El juicio político que destituyó a Dilma Rousseff nada tuvo que ver con acusaciones de corrupción. Sin embargo, Eduardo Cunha, líder en el parlamento del circo llamado Impeachment, cumple hoy una condena de 24 años de prisión por corrupción.

Quien sucedió a Dilma luego del juicio político inventado fue Michel Temer, quien además de empujar al país al precipicio de la pobreza, se encuentra hoy tras las rejas, también investigado por corrupción.

El principal candidato a ganar las elecciones en Brasil, el líder progresista Lula Da Silva fue privado de participar en las elecciones y encarcelado bajo una falsa causa de corrupción (aparentemente el presidente de Brasil era tan fácil de comprar que apenas alcanzaba con un apartamento que nunca fue de él).

Las elecciones fueron ganadas por un candidato que apostó a las Fake News, a la desinformación, al uso ilegal de datos personales y a la represión y el discurso anti política. Su nombre, Jair Bolsonaro.
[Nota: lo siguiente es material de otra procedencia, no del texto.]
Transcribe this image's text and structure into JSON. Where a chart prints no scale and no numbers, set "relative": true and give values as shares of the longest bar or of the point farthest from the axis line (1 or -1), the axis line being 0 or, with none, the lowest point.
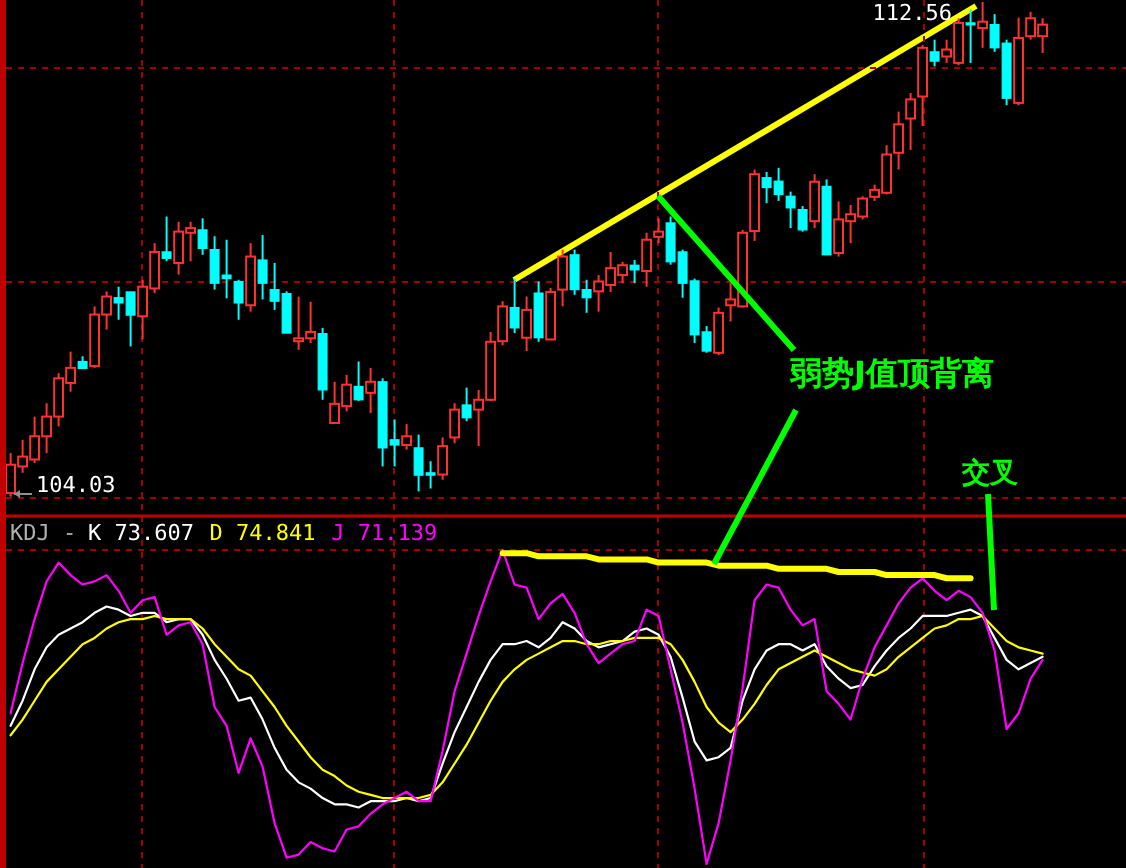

Su ministro de Justicia, Sergio Moro, casualmente el mismo juez que metió preso a Lula, ahora confirmado, sin pruebas y con intenciones.

Venezuela en el espejo


La democracia en Venezuela es un sueño que nadie sueña. El país que soñaron millones y millones de venezolanos es hoy un Estado fallido.

Hay un gobierno que ya no puede decirse democráticamente elegido. Hay una oposición dispuesta a cualquier cosa por llegar al poder. Hay intereses externos que juegan fuerte. La situación de Venezuela, como la de ningún otro país de este hemisferio, se ha metido en el debate electoral de cuanta elección haya habido en la última década. Desde España hasta Argentina, de Estados Unidos a nuestro pequeño país.

¿Por qué es tan importante este país? ¿Por qué nos deben importar las definiciones sobre el mismo de los dirigentes frenteamplistas? ¿Por qué interesa más saber si Venezuela es o no una dictadura para tal o cual candidato? Las respuestas están ahí para quien quiera hacerse las preguntas. Hay políticos que quieren y sienten que pueden sacar algún rédito político a partir de la miserable situación del país caribeño.

¿Esto significa que debemos dejar de preocuparnos tanto por Venezuela y mirar para otros lados? No. La Venezuela Chavista, líder en procesos (y victorias) democráticos, que disminuyó la pobreza y reactivó los procesos de cooperación en el continente a base de su petróleo fue degradando su naturaleza hasta ser hoy un país donde el Estado ejecuta y asina, donde comer es muchas veces un privilegio y vivir una suerte. La injerencia norteamericana y el odio de una clase dominante acumulado en derrota tras derrota electoral fueron empujando al país cada vez un poco más hacia el caos. Falta de alimentos, cortes de energía, circos de ayuda para nada humanitaria y violencia en las calles, siempre violencia en las calles, que mueran los pobres peleando por los ricos.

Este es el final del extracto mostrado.